Moving the oversight of classified staff lines to the Arkansas Department of Higher Education in 2017 was a step in the right direction, allowing the potential for permanent increases in classified pay.
Earlier this year, the university participated in a statewide working group that developed language for a Higher Education Classification and Compensation act and proposed a new pay plan that was approved during the last legislative session.
The university worked with a position specialist to help analyze classified salaries based on several criteria including priority needs, turnover rates and the job market in the region — leading to a strategy to increase compensation utilizing current options. The budget for the current fiscal year, funding a classified pay plan, added an additional $1.4 million for classified employees.
"While there isn't a quick or easy fix, working with our Staff Senate and Faculty Senate representatives — the primary employee advocacy groups on our campus — we continue to make incremental improvements and advocate for higher wages for our employees," said Chancellor Joe Steinmetz. "Recently, we've made significant progress, especially in increasing the salaries of positions earning less than $30,000 a year, classified positions for the most part."
The U of A and the higher education group worked successfully to increase labor market rates and reduce the number of classified pay grades with positions that fall below the grade midpoint of $30,000, decreasing the number of those grades of positions from nine to five in one year.
"In addition to continuing our work to enhance employee compensation, we're always looking for ways to preserve and improve the benefits our employees receive," Watkins said. "I'm not sure everyone knows that the university's tiered structure for healthcare premiums and parking means that healthcare premiums are lowest for those making the least and increase proportionately as salary increases, while staff who earn less than $40,000 a year pay 45% less for parking than employees with higher salaries. Those were ideas that the Staff Senate developed and successfully advocated for, leading to approval from university administrators."
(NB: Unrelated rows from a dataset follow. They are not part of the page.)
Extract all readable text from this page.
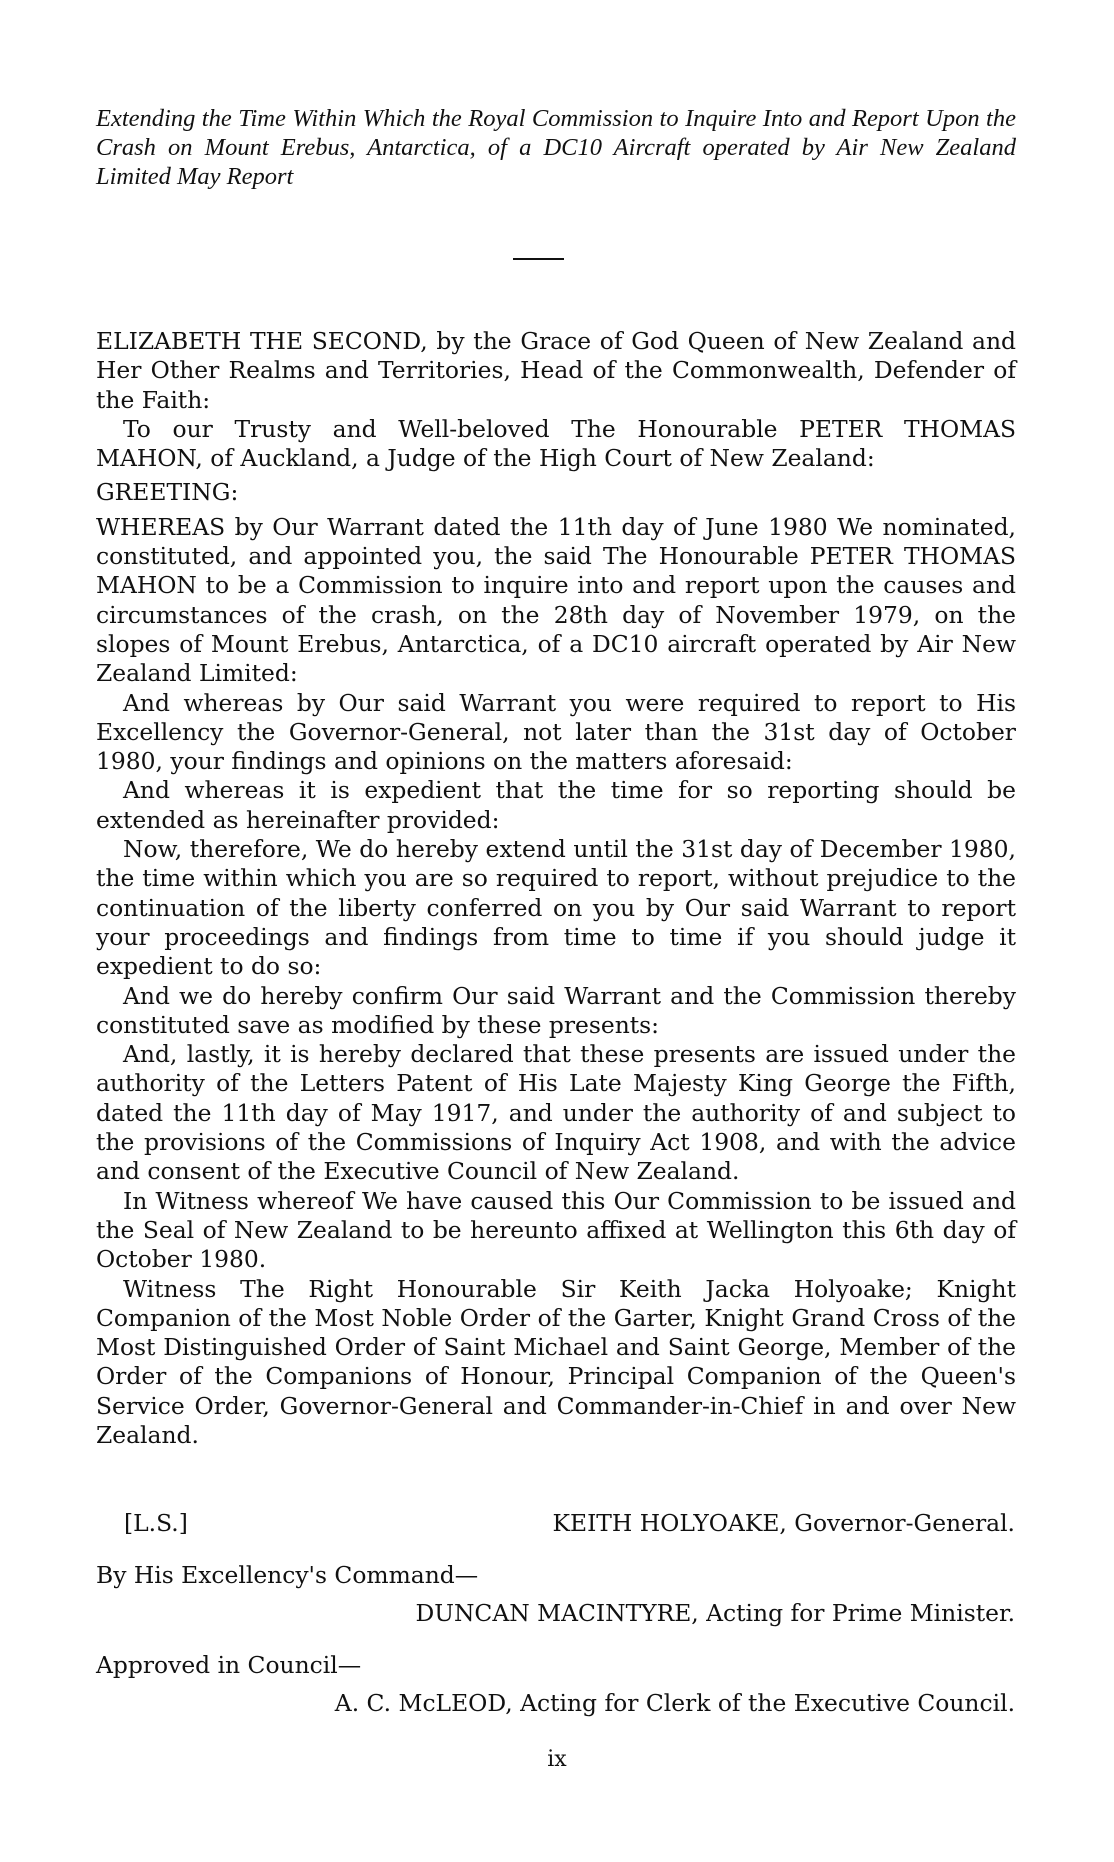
Extending the Time Within Which the Royal Commission to Inquire Into and Report Upon the Crash on Mount Erebus, Antarctica, of a DC10 Aircraft operated by Air New Zealand Limited May Report

ELIZABETH THE SECOND, by the Grace of God Queen of New Zealand and Her Other Realms and Territories, Head of the Commonwealth, Defender of the Faith:

To our Trusty and Well-beloved The Honourable PETER THOMAS MAHON, of Auckland, a Judge of the High Court of New Zealand:

GREETING:

WHEREAS by Our Warrant dated the 11th day of June 1980 We nominated, constituted, and appointed you, the said The Honourable PETER THOMAS MAHON to be a Commission to inquire into and report upon the causes and circumstances of the crash, on the 28th day of November 1979, on the slopes of Mount Erebus, Antarctica, of a DC10 aircraft operated by Air New Zealand Limited:

And whereas by Our said Warrant you were required to report to His Excellency the Governor-General, not later than the 31st day of October 1980, your findings and opinions on the matters aforesaid:

And whereas it is expedient that the time for so reporting should be extended as hereinafter provided:

Now, therefore, We do hereby extend until the 31st day of December 1980, the time within which you are so required to report, without prejudice to the continuation of the liberty conferred on you by Our said Warrant to report your proceedings and findings from time to time if you should judge it expedient to do so:

And we do hereby confirm Our said Warrant and the Commission thereby constituted save as modified by these presents:

And, lastly, it is hereby declared that these presents are issued under the authority of the Letters Patent of His Late Majesty King George the Fifth, dated the 11th day of May 1917, and under the authority of and subject to the provisions of the Commissions of Inquiry Act 1908, and with the advice and consent of the Executive Council of New Zealand.

In Witness whereof We have caused this Our Commission to be issued and the Seal of New Zealand to be hereunto affixed at Wellington this 6th day of October 1980.

Witness The Right Honourable Sir Keith Jacka Holyoake; Knight Companion of the Most Noble Order of the Garter, Knight Grand Cross of the Most Distinguished Order of Saint Michael and Saint George, Member of the Order of the Companions of Honour, Principal Companion of the Queen's Service Order, Governor-General and Commander-in-Chief in and over New Zealand.

[L.S.]	KEITH HOLYOAKE, Governor-General.
By His Excellency's Command—
DUNCAN MACINTYRE, Acting for Prime Minister.
Approved in Council—
A. C. McLEOD, Acting for Clerk of the Executive Council.
ix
Chancellor Steinmetz also made the decision to preserve a 90% tuition discount for all of the U of A's full-time active benefits-eligible employees, and a 50% discount for their spouses and eligible dependent children.
"As employees, we appreciate leadership decisions like these that are made with the best interests of our staff and faculty in mind," Watkins said.
The mission of the Staff Senate and its elected senators is to represent staff to University of Arkansas leadership. Staff senators advocate for staff in the areas of compensation, benefits, safety, parking and other workplace issues.
About the University of Arkansas: The University of Arkansas provides an internationally competitive education for undergraduate and graduate students in more than 200 academic programs. The university contributes new knowledge, economic development, basic and applied research, and creative activity while also providing service to academic and professional disciplines. The Carnegie Foundation classifies the University of Arkansas among fewer than 3 percent of colleges and universities in America that have the highest level of research activity. U.S. News & World Report ranks the University of Arkansas among its top American public research universities. Founded in 1871, the University of Arkansas comprises 10 colleges and schools and maintains a low student-to-faculty ratio that promotes personal attention and close mentoring.